The electrochemical nitrogen reduction reaction (eNRR) has emerged as a promising strategy for green ammonia synthesis. However, it suffers unsatisfactory reaction performance owing to the low aqueous solubility of N 2 in aqueous solution, the high dissociation energy of N≡N, and the unavoidable competing hydrogen evolution reaction (HER). Herein, a MIL-53(Fe)@TiO 2 catalyst is designed and synthesized for highly efficient eNRR. Relative to simple MIL-53(Fe), MIL-53(Fe)@TiO 2 achieves a 2-fold enhancement in the Faradaic efficiency (FE) with an improved ammonia yield rate by 76.5% at -0.1 V versus reversible hydrogen electrode (RHE). After four cycles of electrocatalysis, MIL-53(Fe)@TiO 2 can maintain a good catalytic activity, while MIL-53(Fe) exhibits a significant decrease in the NH 3 yield rate and FE by 79.8 and 82.3%, respectively.

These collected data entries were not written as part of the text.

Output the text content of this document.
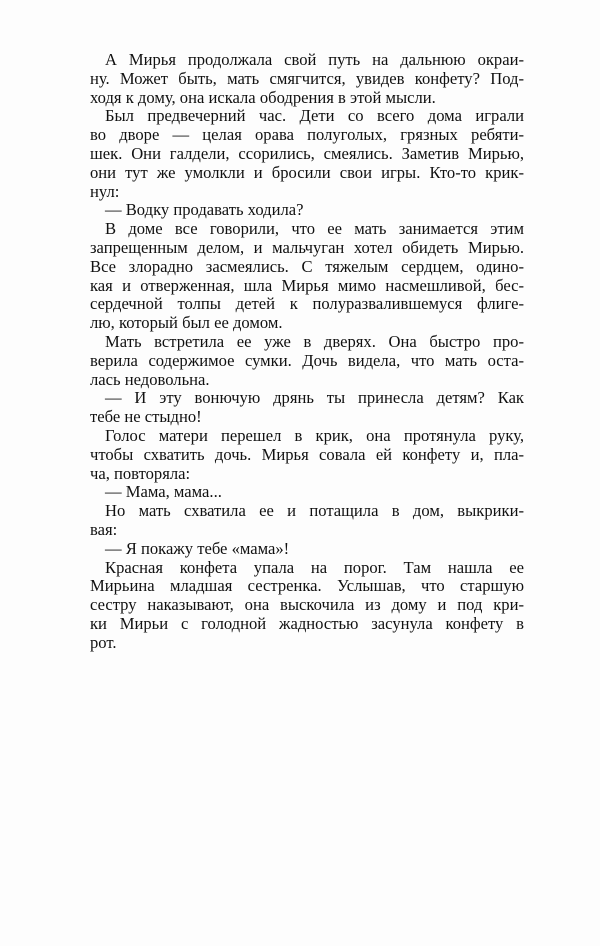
А Мирья продолжала свой путь на дальнюю окраи-
ну. Может быть, мать смягчится, увидев конфету? Под-
ходя к дому, она искала ободрения в этой мысли.
Был предвечерний час. Дети со всего дома играли
во дворе — целая орава полуголых, грязных ребяти-
шек. Они галдели, ссорились, смеялись. Заметив Мирью,
они тут же умолкли и бросили свои игры. Кто-то крик-
нул:
— Водку продавать ходила?
В доме все говорили, что ее мать занимается этим
запрещенным делом, и мальчуган хотел обидеть Мирью.
Все злорадно засмеялись. С тяжелым сердцем, одино-
кая и отверженная, шла Мирья мимо насмешливой, бес-
сердечной толпы детей к полуразвалившемуся флиге-
лю, который был ее домом.
Мать встретила ее уже в дверях. Она быстро про-
верила содержимое сумки. Дочь видела, что мать оста-
лась недовольна.
— И эту вонючую дрянь ты принесла детям? Как
тебе не стыдно!
Голос матери перешел в крик, она протянула руку,
чтобы схватить дочь. Мирья совала ей конфету и, пла-
ча, повторяла:
— Мама, мама...
Но мать схватила ее и потащила в дом, выкрики-
вая:
— Я покажу тебе «мама»!
Красная конфета упала на порог. Там нашла ее
Мирьина младшая сестренка. Услышав, что старшую
сестру наказывают, она выскочила из дому и под кри-
ки Мирьи с голодной жадностью засунула конфету в
рот.
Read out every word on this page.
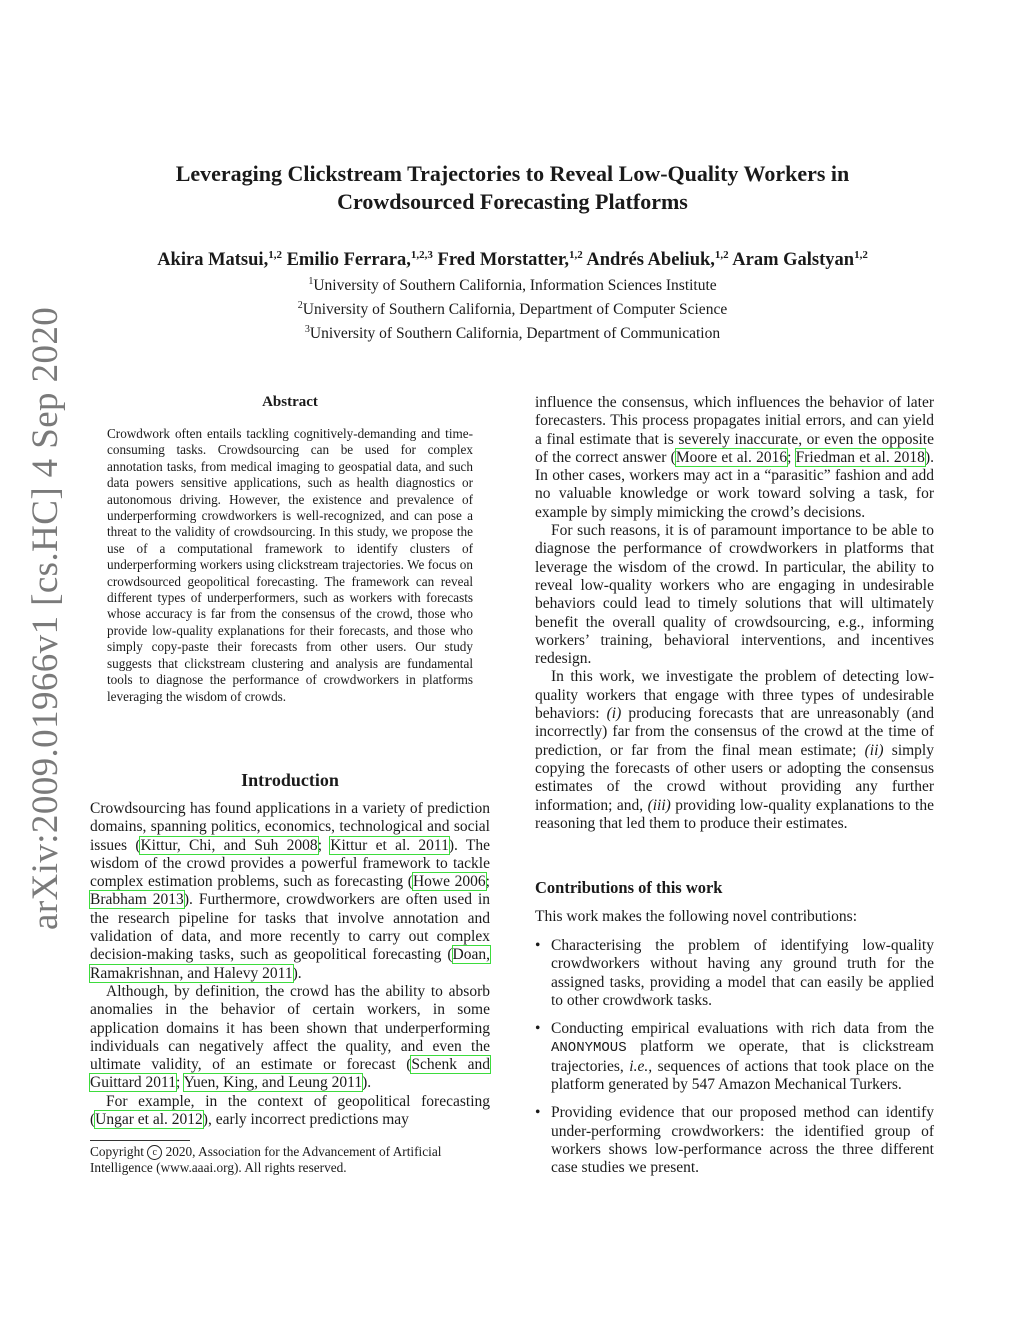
arXiv:2009.01966v1 [cs.HC] 4 Sep 2020
Leveraging Clickstream Trajectories to Reveal Low-Quality Workers in
Crowdsourced Forecasting Platforms
Akira Matsui,$^{1,2}$ Emilio Ferrara,$^{1,2,3}$ Fred Morstatter,$^{1,2}$ Andrés Abeliuk,$^{1,2}$ Aram Galstyan$^{1,2}$
$^1$University of Southern California, Information Sciences Institute
$^2$University of Southern California, Department of Computer Science
$^3$University of Southern California, Department of Communication
Abstract
Crowdwork often entails tackling cognitively-demanding and time-consuming tasks. Crowdsourcing can be used for complex annotation tasks, from medical imaging to geospatial data, and such data powers sensitive applications, such as health diagnostics or autonomous driving. However, the existence and prevalence of underperforming crowdworkers is well-recognized, and can pose a threat to the validity of crowdsourcing. In this study, we propose the use of a computational framework to identify clusters of underperforming workers using clickstream trajectories. We focus on crowdsourced geopolitical forecasting. The framework can reveal different types of underperformers, such as workers with forecasts whose accuracy is far from the consensus of the crowd, those who provide low-quality explanations for their forecasts, and those who simply copy-paste their forecasts from other users. Our study suggests that clickstream clustering and analysis are fundamental tools to diagnose the performance of crowdworkers in platforms leveraging the wisdom of crowds.
Introduction

Crowdsourcing has found applications in a variety of prediction domains, spanning politics, economics, technological and social issues (Kittur, Chi, and Suh 2008; Kittur et al. 2011). The wisdom of the crowd provides a powerful framework to tackle complex estimation problems, such as forecasting (Howe 2006; Brabham 2013). Furthermore, crowdworkers are often used in the research pipeline for tasks that involve annotation and validation of data, and more recently to carry out complex decision-making tasks, such as geopolitical forecasting (Doan, Ramakrishnan, and Halevy 2011).

Although, by definition, the crowd has the ability to absorb anomalies in the behavior of certain workers, in some application domains it has been shown that underperforming individuals can negatively affect the quality, and even the ultimate validity, of an estimate or forecast (Schenk and Guittard 2011; Yuen, King, and Leung 2011).

For example, in the context of geopolitical forecasting (Ungar et al. 2012), early incorrect predictions may

Copyright c 2020, Association for the Advancement of Artificial Intelligence (www.aaai.org). All rights reserved.

influence the consensus, which influences the behavior of later forecasters. This process propagates initial errors, and can yield a final estimate that is severely inaccurate, or even the opposite of the correct answer (Moore et al. 2016; Friedman et al. 2018). In other cases, workers may act in a “parasitic” fashion and add no valuable knowledge or work toward solving a task, for example by simply mimicking the crowd’s decisions.

For such reasons, it is of paramount importance to be able to diagnose the performance of crowdworkers in platforms that leverage the wisdom of the crowd. In particular, the ability to reveal low-quality workers who are engaging in undesirable behaviors could lead to timely solutions that will ultimately benefit the overall quality of crowdsourcing, e.g., informing workers’ training, behavioral interventions, and incentives redesign.

In this work, we investigate the problem of detecting low-quality workers that engage with three types of undesirable behaviors: (i) producing forecasts that are unreasonably (and incorrectly) far from the consensus of the crowd at the time of prediction, or far from the final mean estimate; (ii) simply copying the forecasts of other users or adopting the consensus estimates of the crowd without providing any further information; and, (iii) providing low-quality explanations to the reasoning that led them to produce their estimates.

Contributions of this work
This work makes the following novel contributions:
• Characterising the problem of identifying low-quality crowdworkers without having any ground truth for the assigned tasks, providing a model that can easily be applied to other crowdwork tasks.
• Conducting empirical evaluations with rich data from the ANONYMOUS platform we operate, that is clickstream trajectories, i.e., sequences of actions that took place on the platform generated by 547 Amazon Mechanical Turkers.
• Providing evidence that our proposed method can identify under-performing crowdworkers: the identified group of workers shows low-performance across the three different case studies we present.
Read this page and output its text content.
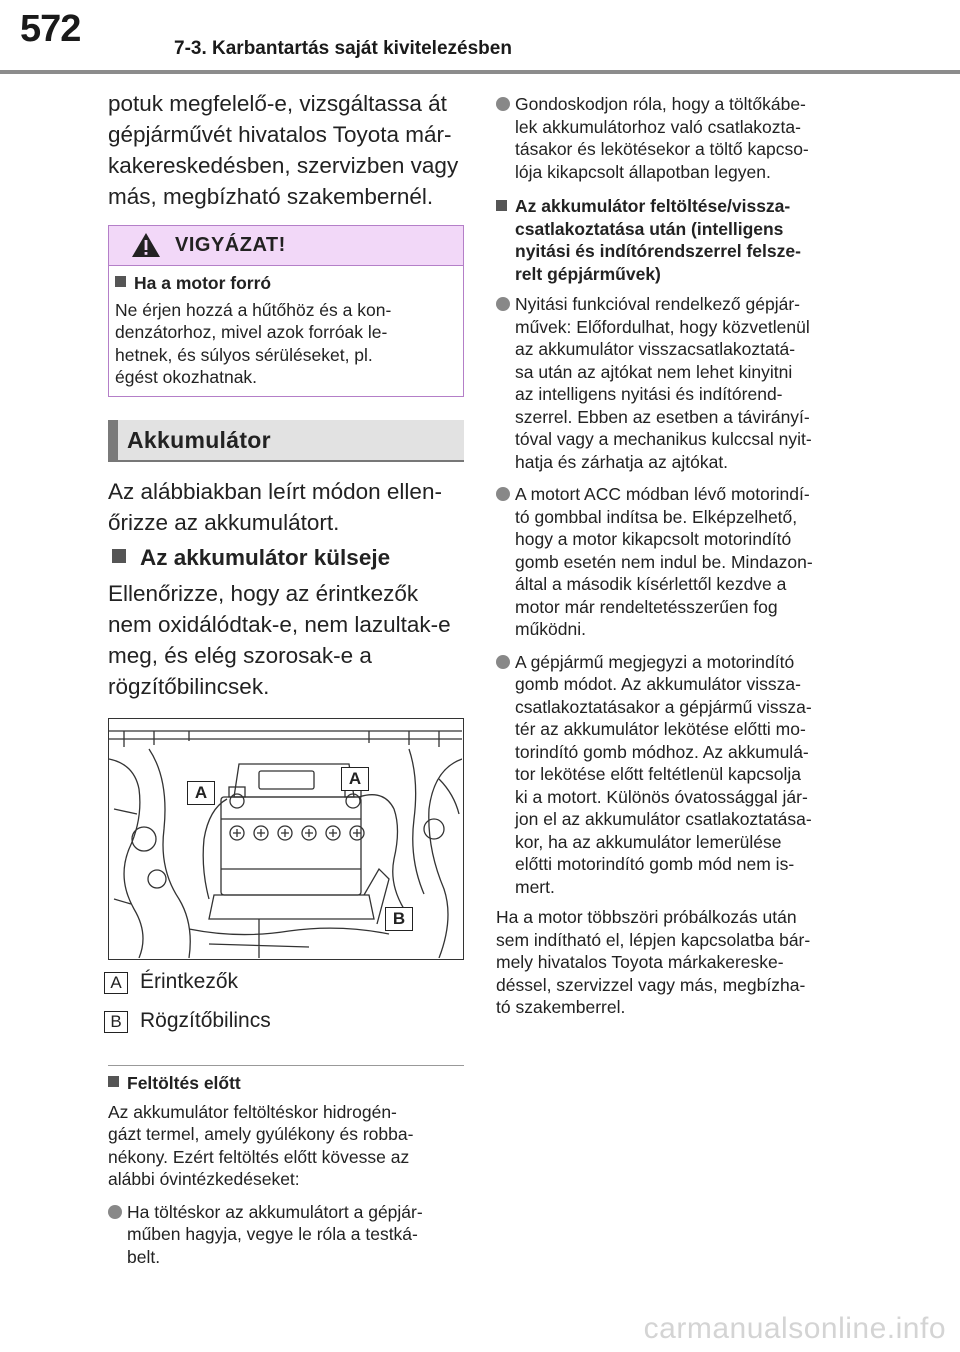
572	7-3. Karbantartás saját kivitelezésben

potuk megfelelő-e, vizsgáltassa át

gépjárművét hivatalos Toyota már-

kakereskedésben, szervizben vagy

más, megbízható szakembernél.

VIGYÁZAT!
Ha a motor forró
Ne érjen hozzá a hűtőhöz és a kon-
denzátorhoz, mivel azok forróak le-
hetnek, és súlyos sérüléseket, pl.
égést okozhatnak.
Akkumulátor

Az alábbiakban leírt módon ellen-

őrizze az akkumulátort.

Az akkumulátor külseje

Ellenőrizze, hogy az érintkezők

nem oxidálódtak-e, nem lazultak-e

meg, és elég szorosak-e a

rögzítőbilincsek.

A
A
B
A Érintkezők
B Rögzítőbilincs
Feltöltés előtt
Az akkumulátor feltöltéskor hidrogén-
gázt termel, amely gyúlékony és robba-
nékony. Ezért feltöltés előtt kövesse az
alábbi óvintézkedéseket:
Ha töltéskor az akkumulátort a gépjár-
műben hagyja, vegye le róla a testká-
belt.
Gondoskodjon róla, hogy a töltőkábe-
lek akkumulátorhoz való csatlakozta-
tásakor és lekötésekor a töltő kapcso-
lója kikapcsolt állapotban legyen.
Az akkumulátor feltöltése/vissza-
csatlakoztatása után (intelligens
nyitási és indítórendszerrel felsze-
relt gépjárművek)
Nyitási funkcióval rendelkező gépjár-
művek: Előfordulhat, hogy közvetlenül
az akkumulátor visszacsatlakoztatá-
sa után az ajtókat nem lehet kinyitni
az intelligens nyitási és indítórend-
szerrel. Ebben az esetben a távirányí-
tóval vagy a mechanikus kulccsal nyit-
hatja és zárhatja az ajtókat.
A motort ACC módban lévő motorindí-
tó gombbal indítsa be. Elképzelhető,
hogy a motor kikapcsolt motorindító
gomb esetén nem indul be. Mindazon-
által a második kísérlettől kezdve a
motor már rendeltetésszerűen fog
működni.
A gépjármű megjegyzi a motorindító
gomb módot. Az akkumulátor vissza-
csatlakoztatásakor a gépjármű vissza-
tér az akkumulátor lekötése előtti mo-
torindító gomb módhoz. Az akkumulá-
tor lekötése előtt feltétlenül kapcsolja
ki a motort. Különös óvatossággal jár-
jon el az akkumulátor csatlakoztatása-
kor, ha az akkumulátor lemerülése
előtti motorindító gomb mód nem is-
mert.
Ha a motor többszöri próbálkozás után
sem indítható el, lépjen kapcsolatba bár-
mely hivatalos Toyota márkakereske-
déssel, szervizzel vagy más, megbízha-
tó szakemberrel.
carmanualsonline.info
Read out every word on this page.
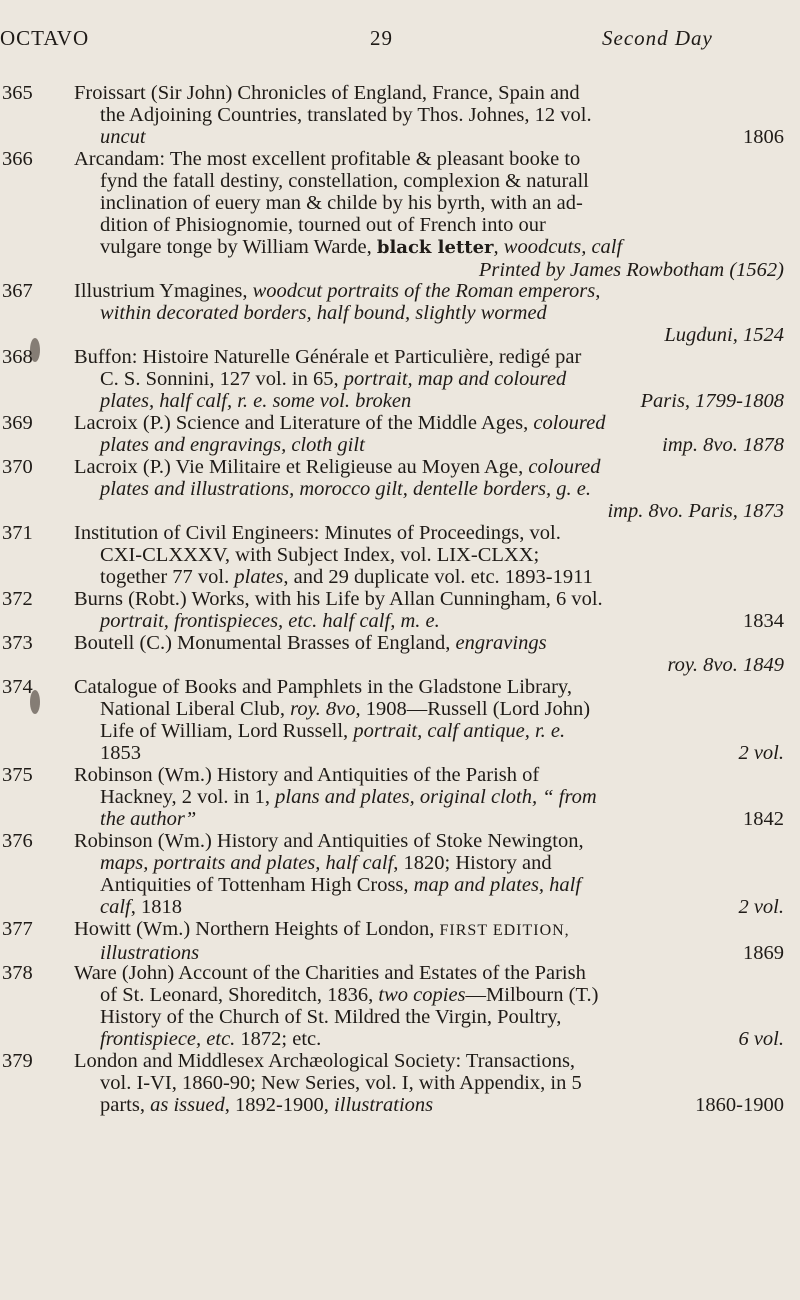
OCTAVO	29	Second Day
365	Froissart (Sir John) Chronicles of England, France, Spain and
the Adjoining Countries, translated by Thos. Johnes, 12 vol.
uncut	1806
366	Arcandam: The most excellent profitable & pleasant booke to
fynd the fatall destiny, constellation, complexion & naturall
inclination of euery man & childe by his byrth, with an ad-
dition of Phisiognomie, tourned out of French into our
vulgare tonge by William Warde, black letter, woodcuts, calf
Printed by James Rowbotham (1562)
367	Illustrium Ymagines, woodcut portraits of the Roman emperors,
within decorated borders, half bound, slightly wormed
Lugduni, 1524
368	Buffon: Histoire Naturelle Générale et Particulière, redigé par
C. S. Sonnini, 127 vol. in 65, portrait, map and coloured
plates, half calf, r. e. some vol. broken	Paris, 1799-1808
369	Lacroix (P.) Science and Literature of the Middle Ages, coloured
plates and engravings, cloth gilt	imp. 8vo. 1878
370	Lacroix (P.) Vie Militaire et Religieuse au Moyen Age, coloured
plates and illustrations, morocco gilt, dentelle borders, g. e.
imp. 8vo. Paris, 1873
371	Institution of Civil Engineers: Minutes of Proceedings, vol.
CXI-CLXXXV, with Subject Index, vol. LIX-CLXX;
together 77 vol. plates, and 29 duplicate vol. etc. 1893-1911
372	Burns (Robt.) Works, with his Life by Allan Cunningham, 6 vol.
portrait, frontispieces, etc. half calf, m. e.	1834
373	Boutell (C.) Monumental Brasses of England, engravings
roy. 8vo. 1849
374	Catalogue of Books and Pamphlets in the Gladstone Library,
National Liberal Club, roy. 8vo, 1908—Russell (Lord John)
Life of William, Lord Russell, portrait, calf antique, r. e.
1853	2 vol.
375	Robinson (Wm.) History and Antiquities of the Parish of
Hackney, 2 vol. in 1, plans and plates, original cloth, “ from
the author”	1842
376	Robinson (Wm.) History and Antiquities of Stoke Newington,
maps, portraits and plates, half calf, 1820; History and
Antiquities of Tottenham High Cross, map and plates, half
calf, 1818	2 vol.
377	Howitt (Wm.) Northern Heights of London, FIRST EDITION,
illustrations	1869
378	Ware (John) Account of the Charities and Estates of the Parish
of St. Leonard, Shoreditch, 1836, two copies—Milbourn (T.)
History of the Church of St. Mildred the Virgin, Poultry,
frontispiece, etc. 1872; etc.	6 vol.
379	London and Middlesex Archæological Society: Transactions,
vol. I-VI, 1860-90; New Series, vol. I, with Appendix, in 5
parts, as issued, 1892-1900, illustrations	1860-1900
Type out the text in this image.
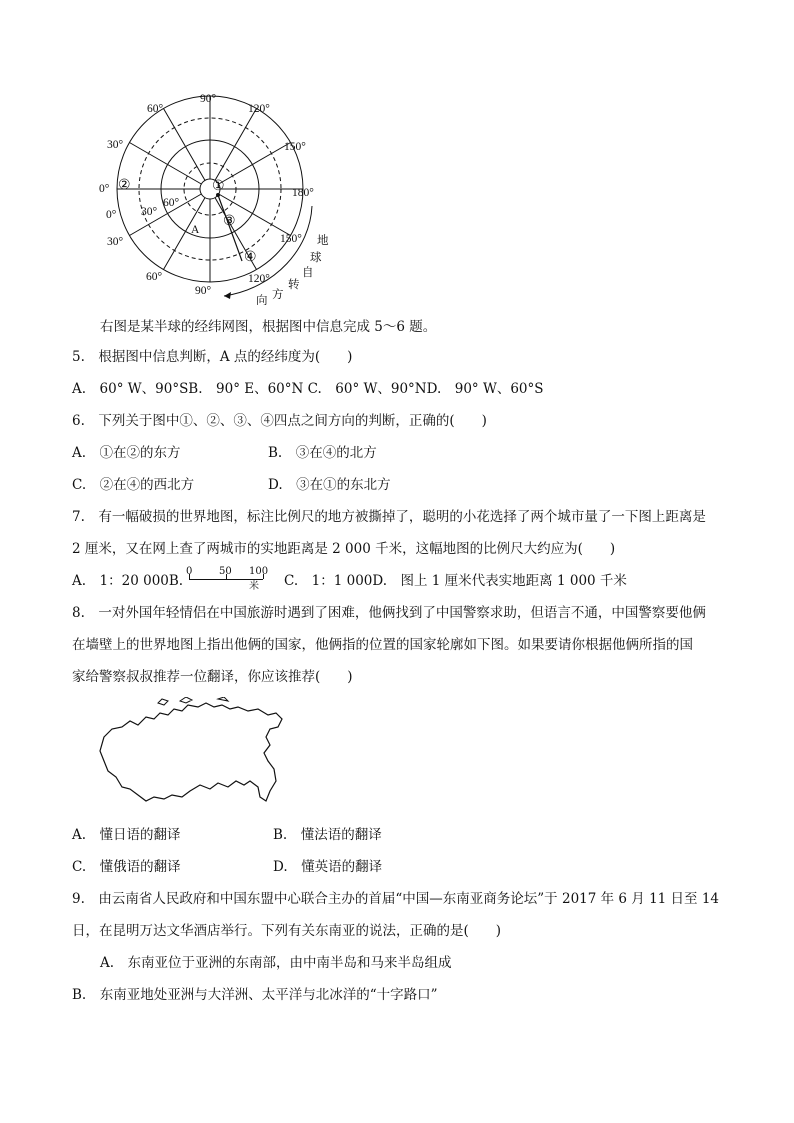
90°
60°	120°
30°	150°
0°	180°
0°
30°	150°
60°	120°
90°
30°
60°
A
①
②
③
④
地
球
自
转
方
向
右图是某半球的经纬网图，根据图中信息完成 5～6 题。
5.　根据图中信息判断，A 点的经纬度为(　　)
A.　60° W、90°SB.　90° E、60°N C.　60° W、90°ND.　90° W、60°S
6.　下列关于图中①、②、③、④四点之间方向的判断，正确的(　　)
A.　①在②的东方	B.　③在④的北方
C.　②在④的西北方	D.　③在①的东北方
7.　有一幅破损的世界地图，标注比例尺的地方被撕掉了，聪明的小花选择了两个城市量了一下图上距离是
2 厘米，又在网上查了两城市的实地距离是 2 000 千米，这幅地图的比例尺大约应为(　　)
A.　1：20 000B.
0	50 100米	C.　1：1 000D.　图上 1 厘米代表实地距离 1 000 千米
8.　一对外国年轻情侣在中国旅游时遇到了困难，他俩找到了中国警察求助，但语言不通，中国警察要他俩
在墙壁上的世界地图上指出他俩的国家，他俩指的位置的国家轮廓如下图。如果要请你根据他俩所指的国
家给警察叔叔推荐一位翻译，你应该推荐(　　)
A.　懂日语的翻译	B.　懂法语的翻译
C.　懂俄语的翻译	D.　懂英语的翻译
9.　由云南省人民政府和中国东盟中心联合主办的首届“中国—东南亚商务论坛”于 2017 年 6 月 11 日至 14
日，在昆明万达文华酒店举行。下列有关东南亚的说法，正确的是(　　)
A.　东南亚位于亚洲的东南部，由中南半岛和马来半岛组成
B.　东南亚地处亚洲与大洋洲、太平洋与北冰洋的“十字路口”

Benefiting from the synergetic effect between TiO 2 and MIL-53(Fe) in the composites, Fe 3+ ions can be greatly stabilized in MIL-53(Fe) during the eNRR process, which greatly hinders the catalyst deactivation caused by the electrochemical reduction of Fe 3+ ions. Further, the charge transfer ability in the interface of composites can be improved, and thus, the eNRR activity is significantly boosted. These findings provide a promising insight into the preparation of efficient composite electrocatalysts.